Afer they married, Perlow responded to a slump in her husband’s business by opening her own women’s wear shop in 1942 with her sister Etta on King’s Highway in Brooklyn, focusing on high-end women’s clothing. Beil was 8 at the time, she said.

“It was during the war,” she recounted, “and she and my aunt decided they wanted to make money.”

Perlow named the business Wellesley Shop after her dream school, Wellesley College in Massachusetts, which she was never able to attend. “She named it that because she didn’t go to college,” Beil said. “She finished high school, and she would have liked to have gone.”

Wellesley Shop carried clothing from a variety of high-end brands, such as Claire McArdle — one of the originators of American women’s sportswear in the 1940s and ’50s, some of whose works are currently on display at the Museum of Modern Art — as well as Anne Klein’s Junior Sophisticates line. Clientele included Fraydl Kotlar, Ralph Lauren’s mother, according to Beil.

“People looked for the best, and they got the best,” Perlow said. “We had very fine things to wear.”

She and her sister were respected for their quality fashions, and were asked to consult with clothing designers and manufacturers in Manhattan on which fashions they liked and didn’t like. “They really had great respect for my mother and my aunt for their taste,” Beil recalled.

Her mother, Beil said, continued to appreciate good clothing as she aged. “When I come to see my mother, she looks me up and down and she tells me immediately if she likes what I’m wearing or if she doesn’t,” she said. “It’s really incredible. She’s still who she was.”

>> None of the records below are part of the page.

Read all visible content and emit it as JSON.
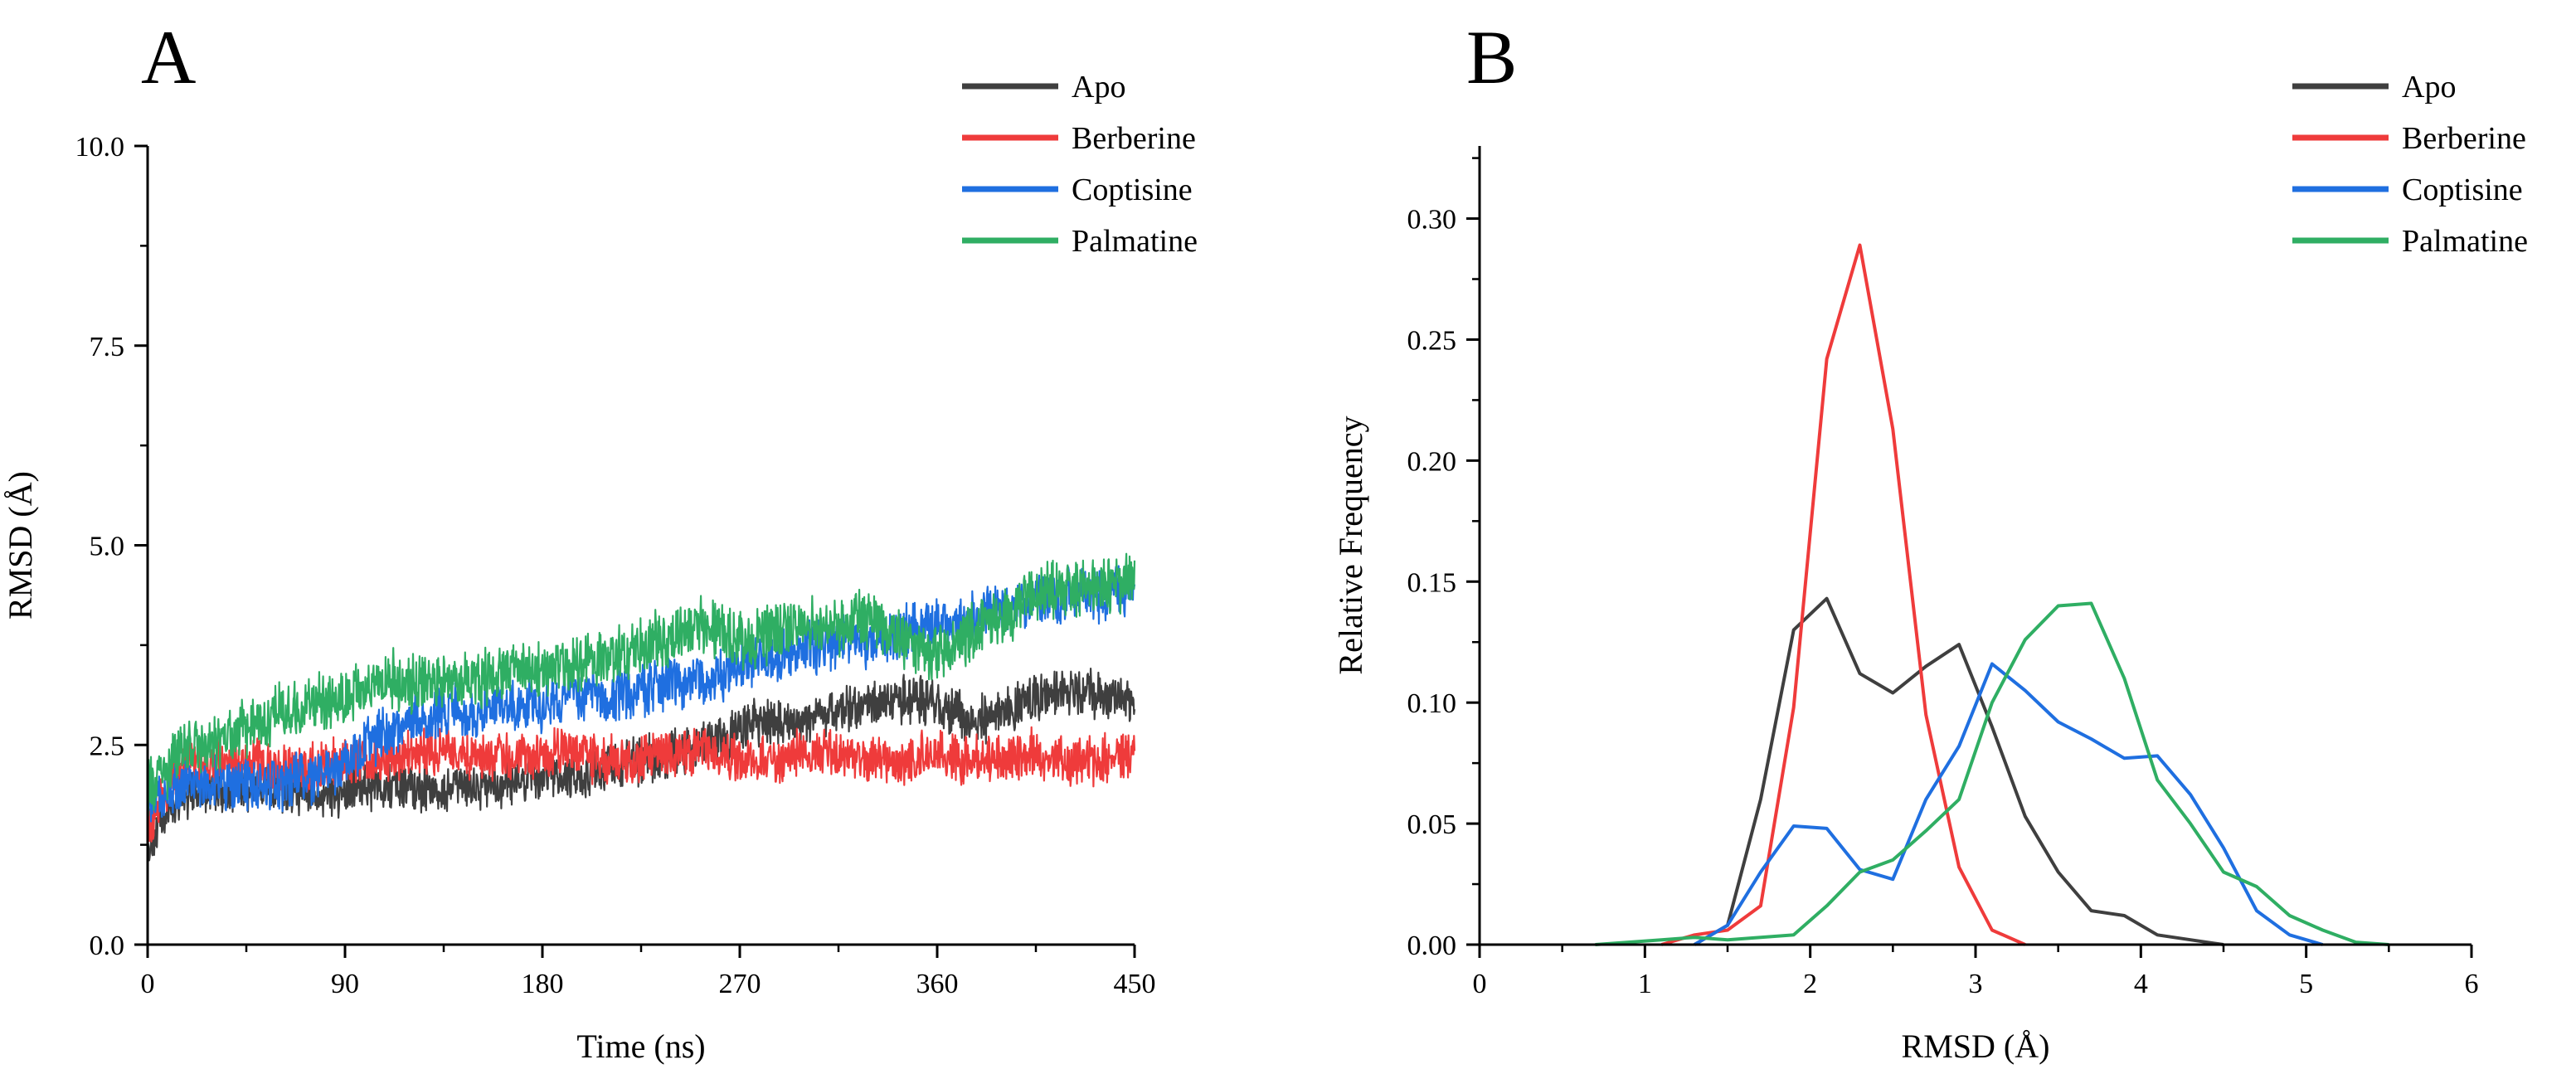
{
  "panels": [
    {
      "letter": "A"
    },
    {
      "letter": "B"
    }
  ],
  "legend": [
    "Apo",
    "Berberine",
    "Coptisine",
    "Palmatine"
  ],
  "colors": {
    "Apo": "#3f3f3f",
    "Berberine": "#ef3b3b",
    "Coptisine": "#1f6fe0",
    "Palmatine": "#2fae63"
  },
  "chart_data": [
    {
      "type": "line",
      "panel": "A",
      "xlabel": "Time (ns)",
      "ylabel": "RMSD (Å)",
      "xlim": [
        0,
        450
      ],
      "ylim": [
        0,
        10
      ],
      "xticks": [
        "0",
        "90",
        "180",
        "270",
        "360",
        "450"
      ],
      "yticks": [
        "0.0",
        "2.5",
        "5.0",
        "7.5",
        "10.0"
      ],
      "x": [
        0,
        15,
        30,
        45,
        60,
        75,
        90,
        105,
        120,
        135,
        150,
        165,
        180,
        195,
        210,
        225,
        240,
        255,
        270,
        285,
        300,
        315,
        330,
        345,
        360,
        375,
        390,
        405,
        420,
        435,
        450
      ],
      "series": [
        {
          "name": "Apo",
          "noise": 0.25,
          "values": [
            1.2,
            1.9,
            1.9,
            2.0,
            1.9,
            1.9,
            1.9,
            2.0,
            2.0,
            1.9,
            2.0,
            2.0,
            2.1,
            2.1,
            2.2,
            2.3,
            2.4,
            2.5,
            2.7,
            2.8,
            2.8,
            2.9,
            3.0,
            3.1,
            3.0,
            2.8,
            2.9,
            3.1,
            3.2,
            3.1,
            3.0
          ]
        },
        {
          "name": "Berberine",
          "noise": 0.25,
          "values": [
            1.4,
            2.3,
            2.3,
            2.3,
            2.2,
            2.2,
            2.3,
            2.3,
            2.4,
            2.4,
            2.3,
            2.3,
            2.4,
            2.4,
            2.3,
            2.3,
            2.4,
            2.4,
            2.3,
            2.3,
            2.4,
            2.4,
            2.3,
            2.3,
            2.4,
            2.3,
            2.3,
            2.4,
            2.3,
            2.3,
            2.4
          ]
        },
        {
          "name": "Coptisine",
          "noise": 0.28,
          "values": [
            1.8,
            2.0,
            2.0,
            2.0,
            2.0,
            2.1,
            2.3,
            2.6,
            2.8,
            2.9,
            2.9,
            3.0,
            3.0,
            3.1,
            3.1,
            3.2,
            3.3,
            3.3,
            3.5,
            3.6,
            3.7,
            3.8,
            3.8,
            3.9,
            4.0,
            4.1,
            4.2,
            4.3,
            4.4,
            4.4,
            4.4
          ]
        },
        {
          "name": "Palmatine",
          "noise": 0.3,
          "values": [
            1.9,
            2.4,
            2.5,
            2.7,
            2.9,
            3.0,
            3.1,
            3.3,
            3.3,
            3.3,
            3.3,
            3.4,
            3.4,
            3.5,
            3.6,
            3.7,
            3.9,
            4.0,
            3.8,
            3.9,
            4.0,
            4.0,
            4.1,
            3.8,
            3.6,
            3.9,
            4.1,
            4.4,
            4.5,
            4.5,
            4.6
          ]
        }
      ]
    },
    {
      "type": "line",
      "panel": "B",
      "xlabel": "RMSD (Å)",
      "ylabel": "Relative Frequency",
      "xlim": [
        0,
        6
      ],
      "ylim": [
        0,
        0.33
      ],
      "xticks": [
        "0",
        "1",
        "2",
        "3",
        "4",
        "5",
        "6"
      ],
      "yticks": [
        "0.00",
        "0.05",
        "0.10",
        "0.15",
        "0.20",
        "0.25",
        "0.30"
      ],
      "series": [
        {
          "name": "Apo",
          "x": [
            1.3,
            1.5,
            1.7,
            1.9,
            2.1,
            2.3,
            2.5,
            2.7,
            2.9,
            3.1,
            3.3,
            3.5,
            3.7,
            3.9,
            4.1,
            4.3,
            4.5
          ],
          "values": [
            0.0,
            0.008,
            0.06,
            0.13,
            0.143,
            0.112,
            0.104,
            0.115,
            0.124,
            0.09,
            0.053,
            0.03,
            0.014,
            0.012,
            0.004,
            0.002,
            0.0
          ]
        },
        {
          "name": "Berberine",
          "x": [
            1.1,
            1.3,
            1.5,
            1.7,
            1.9,
            2.1,
            2.3,
            2.5,
            2.7,
            2.9,
            3.1,
            3.3
          ],
          "values": [
            0.0,
            0.004,
            0.006,
            0.016,
            0.098,
            0.242,
            0.289,
            0.213,
            0.095,
            0.032,
            0.006,
            0.0
          ]
        },
        {
          "name": "Coptisine",
          "x": [
            1.3,
            1.5,
            1.7,
            1.9,
            2.1,
            2.3,
            2.5,
            2.7,
            2.9,
            3.1,
            3.3,
            3.5,
            3.7,
            3.9,
            4.1,
            4.3,
            4.5,
            4.7,
            4.9,
            5.1
          ],
          "values": [
            0.0,
            0.008,
            0.03,
            0.049,
            0.048,
            0.031,
            0.027,
            0.06,
            0.082,
            0.116,
            0.105,
            0.092,
            0.085,
            0.077,
            0.078,
            0.062,
            0.04,
            0.014,
            0.004,
            0.0
          ]
        },
        {
          "name": "Palmatine",
          "x": [
            0.7,
            0.9,
            1.1,
            1.3,
            1.5,
            1.7,
            1.9,
            2.1,
            2.3,
            2.5,
            2.7,
            2.9,
            3.1,
            3.3,
            3.5,
            3.7,
            3.9,
            4.1,
            4.3,
            4.5,
            4.7,
            4.9,
            5.1,
            5.3,
            5.5
          ],
          "values": [
            0.0,
            0.001,
            0.002,
            0.003,
            0.002,
            0.003,
            0.004,
            0.016,
            0.03,
            0.035,
            0.047,
            0.06,
            0.1,
            0.126,
            0.14,
            0.141,
            0.11,
            0.068,
            0.05,
            0.03,
            0.024,
            0.012,
            0.006,
            0.001,
            0.0
          ]
        }
      ]
    }
  ]
}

Although Perlow’s memory of her past has eroded, what always remains is the pride she expressed in being a pioneer of the mid-century fine clothing industry. “The fact that we were recognized all over the world was very important,” she said. “God bless New York City fashion.”

Perlow’s and her husband’s work came with caveats, however, including long hours at the studio and shop. “I can’t tell you I liked it because I didn’t have any parents at home,” Beil said of their career choices, saying that she and her brother, Stephen, were mostly raised by housekeepers. “Six days a week the store was open. They worked very, very hard.”

Jack died in 1971. He was 67. Perlow and her sister continued to operate Wellesley until they closed the shop in 1982, after 40 years in business. Perlow continued to work in the industry, running a boutique at a beauty parlor on 1st Avenue near 63rd Street in Manhattan until the salon’s lease expired in the late 1990s.

Her children would continue in clothing: Beil worked as a children’s wear buyer and Stephen was president of the ladies division of Hart Schaffner Marx, a now-defunct tailored clothing manufacturer with roots dating back to 1887. Stephen died in 2016, Beil said. He had four children, and Beil had two. Perlow also has eight great-grandchildren.

Despite various oldies playing over the speakers, as Perlow spoke, she would frequently return to singing the refrain of Irving Berlin’s “God Bless America,” a song, which also celebrated an important milestone on July Fourth, turning 100 years old. To her, it seemed to symbolize the chance for success with hard work this country gave her.

“She was really hot stuff,” her daughter recalled. “She was like no other mother.”